Primeiros reflexos na bancada - Renata Bezerra de Melo

Folha-PE

A deflagração da Operação Vidas Secas, da Polícia Federal, na última sexta-feira, abriu mais uma rachadura no solo castigado do Sertão pernambucano e expôs as extensas raízes da corrupção que impedem a conclusão das obras da transposição do São Francisco. Iniciado ainda no ano de 2006 orçado em R$ 4,5 bilhões, o projeto teve o seu custo praticamente dobrado, em função dos atrasos na obra, que teria sido superfaturada em cerca de R$ 200 milhões. Para chegar a esta conclusão, a PF passou cinco anos investigando a atuação do Ministério da Integração, um verdadeiro feudo do PSB, desde o Governo Lula. Esteve sob o comando de Ciro Gomes, que agora está no PDT, e Fernando Bezerra Coelho, senador do Estado pelo partido. Além disso, até o ano passado, o chefe de Gabinete (em especial na gestão de Bezerra) era Alexandre Navarro, apadrinhado de Eduardo Campos, de quem era fiel escudeiro. Paradoxalmente, neste terreno seco e estéril, muita água ainda pode rolar.

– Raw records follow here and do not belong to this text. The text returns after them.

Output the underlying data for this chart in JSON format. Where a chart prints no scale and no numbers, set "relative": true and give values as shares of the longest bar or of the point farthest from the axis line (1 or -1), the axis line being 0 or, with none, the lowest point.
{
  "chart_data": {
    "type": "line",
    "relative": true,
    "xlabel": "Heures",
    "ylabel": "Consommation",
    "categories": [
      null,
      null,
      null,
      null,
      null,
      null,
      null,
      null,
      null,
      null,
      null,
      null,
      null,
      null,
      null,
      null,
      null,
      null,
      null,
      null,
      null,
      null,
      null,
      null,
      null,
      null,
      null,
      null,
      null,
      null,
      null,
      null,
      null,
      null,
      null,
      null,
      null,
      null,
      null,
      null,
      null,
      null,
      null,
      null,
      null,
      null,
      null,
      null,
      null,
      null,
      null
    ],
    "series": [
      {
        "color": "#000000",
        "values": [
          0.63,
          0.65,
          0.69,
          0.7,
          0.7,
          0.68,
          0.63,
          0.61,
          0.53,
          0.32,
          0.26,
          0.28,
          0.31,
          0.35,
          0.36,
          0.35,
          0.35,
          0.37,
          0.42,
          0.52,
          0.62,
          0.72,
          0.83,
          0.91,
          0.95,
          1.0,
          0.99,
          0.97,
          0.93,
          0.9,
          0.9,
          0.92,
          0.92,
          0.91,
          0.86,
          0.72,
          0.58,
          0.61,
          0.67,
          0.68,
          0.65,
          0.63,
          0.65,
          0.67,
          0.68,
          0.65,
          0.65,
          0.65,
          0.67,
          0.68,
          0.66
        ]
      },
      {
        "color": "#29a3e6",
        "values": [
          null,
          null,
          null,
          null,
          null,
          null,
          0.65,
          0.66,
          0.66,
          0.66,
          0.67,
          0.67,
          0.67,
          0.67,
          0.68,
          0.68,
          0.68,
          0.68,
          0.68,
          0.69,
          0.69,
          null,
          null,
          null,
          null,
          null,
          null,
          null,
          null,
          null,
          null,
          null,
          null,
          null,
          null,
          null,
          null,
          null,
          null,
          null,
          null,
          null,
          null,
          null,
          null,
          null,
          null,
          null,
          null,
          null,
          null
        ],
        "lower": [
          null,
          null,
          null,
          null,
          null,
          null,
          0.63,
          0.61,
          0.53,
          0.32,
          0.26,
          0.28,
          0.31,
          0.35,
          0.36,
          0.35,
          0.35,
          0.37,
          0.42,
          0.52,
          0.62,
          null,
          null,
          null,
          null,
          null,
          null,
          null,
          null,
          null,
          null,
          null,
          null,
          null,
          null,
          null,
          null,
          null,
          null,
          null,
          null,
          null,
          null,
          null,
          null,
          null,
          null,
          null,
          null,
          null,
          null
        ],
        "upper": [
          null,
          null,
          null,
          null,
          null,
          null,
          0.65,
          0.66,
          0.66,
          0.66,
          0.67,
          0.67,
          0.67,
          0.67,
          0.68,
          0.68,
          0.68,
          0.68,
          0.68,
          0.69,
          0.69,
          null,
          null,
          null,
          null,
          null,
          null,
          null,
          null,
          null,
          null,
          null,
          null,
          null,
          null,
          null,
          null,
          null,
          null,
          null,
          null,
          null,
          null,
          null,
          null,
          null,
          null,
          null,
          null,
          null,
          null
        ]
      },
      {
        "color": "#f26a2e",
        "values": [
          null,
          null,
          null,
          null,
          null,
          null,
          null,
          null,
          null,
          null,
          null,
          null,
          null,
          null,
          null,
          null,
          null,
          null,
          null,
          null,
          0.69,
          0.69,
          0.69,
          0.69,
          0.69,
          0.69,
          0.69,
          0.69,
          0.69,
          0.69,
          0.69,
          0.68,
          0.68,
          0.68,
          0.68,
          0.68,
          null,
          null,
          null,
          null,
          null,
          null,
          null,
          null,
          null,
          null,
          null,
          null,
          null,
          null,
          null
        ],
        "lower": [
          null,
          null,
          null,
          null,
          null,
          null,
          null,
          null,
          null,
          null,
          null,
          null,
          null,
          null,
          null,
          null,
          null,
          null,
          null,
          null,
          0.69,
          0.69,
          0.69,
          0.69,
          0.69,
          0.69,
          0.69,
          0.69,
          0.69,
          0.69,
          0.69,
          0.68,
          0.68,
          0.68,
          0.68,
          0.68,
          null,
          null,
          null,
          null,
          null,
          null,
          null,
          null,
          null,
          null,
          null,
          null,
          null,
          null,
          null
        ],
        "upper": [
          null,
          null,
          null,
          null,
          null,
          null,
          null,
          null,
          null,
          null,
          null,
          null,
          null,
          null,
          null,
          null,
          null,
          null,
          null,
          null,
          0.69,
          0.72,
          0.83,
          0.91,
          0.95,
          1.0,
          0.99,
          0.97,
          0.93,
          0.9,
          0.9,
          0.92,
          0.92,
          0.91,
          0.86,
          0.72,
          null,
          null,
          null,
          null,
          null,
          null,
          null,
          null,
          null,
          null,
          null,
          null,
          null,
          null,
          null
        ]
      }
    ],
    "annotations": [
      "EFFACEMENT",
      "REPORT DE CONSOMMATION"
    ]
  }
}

Há quem diga que o PSB poderá se complicar ainda mais no decorrer das investigações da Operação Vidas Secas

Manifestações
Ontem, no protesto contra o governo Dilma, realizado no Marco Zero, o nome de Paulo Câmara foi citado várias vezes. Acusado de ficar em cima do muro com relação ao impeachment, o governador foi criticado por ter assinado a “Carta da Legalidade” e ter se posicionado contra a forma como o processo está sendo conduzido. Na semana passada, Paulo garantiu que não apoia o governo, mas reforçou que não existem motivos para o afastamento da petista.

“Traidor” - No ato, por diversas vezes, os manifestantes entoaram gritos de “Paulo Câmara traidor”. O nome do prefeito Geraldo Julio também não foi poupado. Desde que perdeu o seu líder-mor, o PSB procura manter uma posição de “independência”. Mas isso tem um preço.

OPOSIÇÃO - Diversos políticos discursaram em cima do trio, pela primeira vez. Na sua vez, a deputada Priscila Krause (DEM) alfinetou: “os governadores precisam se posicionar e pensar no futuro”.

ALIADO - Até o deputado federal Augusto Coutinho (SD), aliado do governo, partiu para o ataque: “Paulo Câmara disse que não existia motivo para o impeachment. Existe sim. Ele precisa ficar ao lado do povo”.

ENCONTRO - O PSB deverá anunciar sua posição oficial na próxima quinta-feira, quando orientarão os deputados escolhidos para integrar a comissão especial.

UM TERMÔMETRO... - No decorrer deste ano, vários políticos de oposição, como o deputado federal Daniel Coelho (PSDB), garantiam que o apoio da população ao impeachment deveria crescer após a abertura do processo, na Câmara Federal.

...PARA - O engajamento da população é visto como o último ingrediente que falta para que o afastamento da presidente Dilma ganhe impulso. Mas, pela quantidade de pessoas que estiveram no Marco Zero, parece que a única coisa que esquentou mesmo foi o sol. 

...O BRASIL - O clima na Câmara Federal também não ajuda em nada. Após trocarem tapas na semana passada, em razão das manobras de Eduardo Cunha para se livrar de sua cassação, os parlamentares chamaram a atenção da sociedade para si e Dilma conseguiu “respirar”.